JD.com has been focusing on introducing more third-party offerings to increase its product variety and to lower the average price point of its products. This strategy appears to be working well. JD Logistics has been a significant EBITDA contributor to JD.com, accounting for about 25% of JD.com’s EBITDA in 2024, an increase from 19% in 2023. This contribution is expected to accelerate further.

JD Logistics has been attracting more external customers through its package express and freight offerings, while also benefiting from the parent’s retail growth. The logistics subsidiary is aiming to cross-sell its warehousing and inventory management services to package express and freight customers, which could increase customer loyalty. External customers contributed 88% of JD Logistics’ revenue growth over the past three years.

JD.com’s EBITDA increased by approximately 20% with EBITDA margin increasing by 0.6 percentage point to 5.4% in 2024. Margins have improved from about 3.5% or less prior to 2022, and this trend is expected to continue, driven by improvements in supply chain capabilities and continued operational efficiency improvement at JD Logistics.

JD.com is expected to see healthy growth in 2025, driven by three key factors. First, the growth in general merchandise categories, which grew by 9.2% in 2024, due to solid growth from supermarket and apparel products. This growth rate is faster than the 4.9% growth in electronics and home appliances. Second, the rising third-party marketplace revenue, which grew by 6.4% in 2024. JD.com’s strategy of keeping commissions low to attract more merchants on its platform for third parties appears to be successful. Third, government subsidies are expected to stimulate consumer spending, from which JD.com could benefit disproportionally.

JD.com plans to invest more to gain user traffic and enhance service quality. The company is investing in food delivery to create traffic for its platform, on-demand retail to support growth in the supermarket segment, and in logistics to enhance the timeliness of its retail deliveries. The company is investing in these areas to try and broaden its platform offering and strengthen customer loyalty.

Despite the increased investments, JD.com is expected to generate strong cash flow and maintain a sizable net cash balance. The group’s growing retail and logistics businesses should support strong free cash flow generation, at Chinese renminbi (RMB) 44 billion per year in 2025 and 2026, compared with about RMB48 billion in 2024. The drop is mainly due to higher capital expenditures for expansion.

JD.com’s net cash balance should remain sizable at more than RMB100 billion over the next three years. More importantly, the company has a track record of being flexible with the pace of its investments and it can slow down quickly if the market proves to be more challenging.

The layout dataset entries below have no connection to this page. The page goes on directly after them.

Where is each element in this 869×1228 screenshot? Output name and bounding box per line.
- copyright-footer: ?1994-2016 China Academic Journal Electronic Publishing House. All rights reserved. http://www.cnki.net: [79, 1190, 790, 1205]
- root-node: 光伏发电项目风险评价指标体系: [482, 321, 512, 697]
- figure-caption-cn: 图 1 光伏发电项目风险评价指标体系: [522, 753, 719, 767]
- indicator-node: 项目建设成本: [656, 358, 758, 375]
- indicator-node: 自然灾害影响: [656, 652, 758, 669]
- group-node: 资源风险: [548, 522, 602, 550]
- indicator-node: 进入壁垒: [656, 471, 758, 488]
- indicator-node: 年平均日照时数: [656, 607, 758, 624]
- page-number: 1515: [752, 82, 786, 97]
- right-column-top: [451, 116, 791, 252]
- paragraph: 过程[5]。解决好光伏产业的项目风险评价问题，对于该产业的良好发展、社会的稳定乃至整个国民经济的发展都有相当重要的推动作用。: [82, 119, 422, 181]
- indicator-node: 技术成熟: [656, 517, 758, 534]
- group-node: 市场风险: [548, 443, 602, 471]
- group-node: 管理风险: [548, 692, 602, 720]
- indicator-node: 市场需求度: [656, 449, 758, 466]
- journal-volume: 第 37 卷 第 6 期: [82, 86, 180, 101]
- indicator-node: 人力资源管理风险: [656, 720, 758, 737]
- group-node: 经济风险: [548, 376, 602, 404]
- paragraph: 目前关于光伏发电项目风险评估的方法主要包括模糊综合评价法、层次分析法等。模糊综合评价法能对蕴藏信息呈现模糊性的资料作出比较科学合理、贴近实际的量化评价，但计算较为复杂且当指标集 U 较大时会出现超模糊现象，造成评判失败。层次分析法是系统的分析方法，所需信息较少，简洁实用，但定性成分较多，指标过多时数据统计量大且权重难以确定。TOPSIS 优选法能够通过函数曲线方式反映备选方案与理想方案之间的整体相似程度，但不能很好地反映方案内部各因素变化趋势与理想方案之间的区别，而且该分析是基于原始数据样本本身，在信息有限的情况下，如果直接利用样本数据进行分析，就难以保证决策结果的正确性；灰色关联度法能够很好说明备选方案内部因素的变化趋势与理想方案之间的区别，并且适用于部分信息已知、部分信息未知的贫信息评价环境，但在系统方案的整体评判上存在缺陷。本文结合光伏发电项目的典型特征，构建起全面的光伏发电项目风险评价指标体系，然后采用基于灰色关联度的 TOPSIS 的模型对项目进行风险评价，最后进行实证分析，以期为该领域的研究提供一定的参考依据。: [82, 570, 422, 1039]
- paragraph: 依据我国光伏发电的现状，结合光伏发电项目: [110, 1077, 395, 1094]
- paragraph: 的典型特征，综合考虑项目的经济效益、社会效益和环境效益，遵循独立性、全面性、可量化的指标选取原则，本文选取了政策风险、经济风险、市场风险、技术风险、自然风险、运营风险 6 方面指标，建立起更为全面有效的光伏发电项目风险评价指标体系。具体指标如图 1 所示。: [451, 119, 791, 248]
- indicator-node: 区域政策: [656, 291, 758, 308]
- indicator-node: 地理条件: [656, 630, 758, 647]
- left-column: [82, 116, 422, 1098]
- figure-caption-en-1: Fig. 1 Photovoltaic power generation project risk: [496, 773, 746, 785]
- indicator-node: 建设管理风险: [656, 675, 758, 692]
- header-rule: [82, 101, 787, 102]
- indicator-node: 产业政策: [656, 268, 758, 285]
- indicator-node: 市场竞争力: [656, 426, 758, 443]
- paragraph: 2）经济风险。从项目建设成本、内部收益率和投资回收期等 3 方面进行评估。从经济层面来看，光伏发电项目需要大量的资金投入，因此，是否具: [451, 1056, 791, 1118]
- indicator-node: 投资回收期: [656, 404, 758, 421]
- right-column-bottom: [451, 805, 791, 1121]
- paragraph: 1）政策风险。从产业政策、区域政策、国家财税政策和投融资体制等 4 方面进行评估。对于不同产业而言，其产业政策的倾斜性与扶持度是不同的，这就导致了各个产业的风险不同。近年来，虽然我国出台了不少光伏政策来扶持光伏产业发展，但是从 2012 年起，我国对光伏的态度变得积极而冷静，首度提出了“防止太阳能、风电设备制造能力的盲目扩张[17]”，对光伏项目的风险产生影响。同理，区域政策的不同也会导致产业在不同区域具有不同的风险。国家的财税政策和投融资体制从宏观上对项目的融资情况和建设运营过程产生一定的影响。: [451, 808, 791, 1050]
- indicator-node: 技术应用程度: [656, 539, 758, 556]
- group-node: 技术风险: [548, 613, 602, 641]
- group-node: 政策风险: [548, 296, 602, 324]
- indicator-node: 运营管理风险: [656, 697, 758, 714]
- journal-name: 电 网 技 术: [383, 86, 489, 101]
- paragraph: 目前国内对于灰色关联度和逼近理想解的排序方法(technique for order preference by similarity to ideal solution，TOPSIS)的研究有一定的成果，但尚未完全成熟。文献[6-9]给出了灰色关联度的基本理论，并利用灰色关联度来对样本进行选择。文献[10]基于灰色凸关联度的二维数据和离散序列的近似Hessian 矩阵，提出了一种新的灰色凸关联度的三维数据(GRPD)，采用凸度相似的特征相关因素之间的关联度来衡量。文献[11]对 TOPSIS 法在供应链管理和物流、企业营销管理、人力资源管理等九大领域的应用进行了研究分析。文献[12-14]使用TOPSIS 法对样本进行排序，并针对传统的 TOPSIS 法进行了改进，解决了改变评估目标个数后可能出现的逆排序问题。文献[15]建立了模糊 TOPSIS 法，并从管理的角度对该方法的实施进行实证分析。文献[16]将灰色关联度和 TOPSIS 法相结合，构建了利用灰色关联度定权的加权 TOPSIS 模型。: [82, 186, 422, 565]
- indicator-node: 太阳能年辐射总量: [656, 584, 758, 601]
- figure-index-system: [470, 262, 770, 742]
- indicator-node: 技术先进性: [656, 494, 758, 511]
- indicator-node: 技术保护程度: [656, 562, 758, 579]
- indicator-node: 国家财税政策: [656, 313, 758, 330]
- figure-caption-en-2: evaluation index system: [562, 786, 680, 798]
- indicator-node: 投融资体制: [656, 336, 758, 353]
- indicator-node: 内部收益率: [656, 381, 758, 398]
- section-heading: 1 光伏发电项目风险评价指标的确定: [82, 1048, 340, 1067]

S&P Global Ratings may revise the outlook to stable if JD.com’s retail or logistics businesses weaken significantly, or if JD.com’s debt leverage increases close to 1.5x. This could be associated with the company adopting a more aggressive financial policy such as sizable debt-financed acquisitions or debt-financed shareholder returns. On the other hand, the ratings could be raised if JD.com demonstrates steady growth despite weakening consumer sentiment due to rising trade tensions.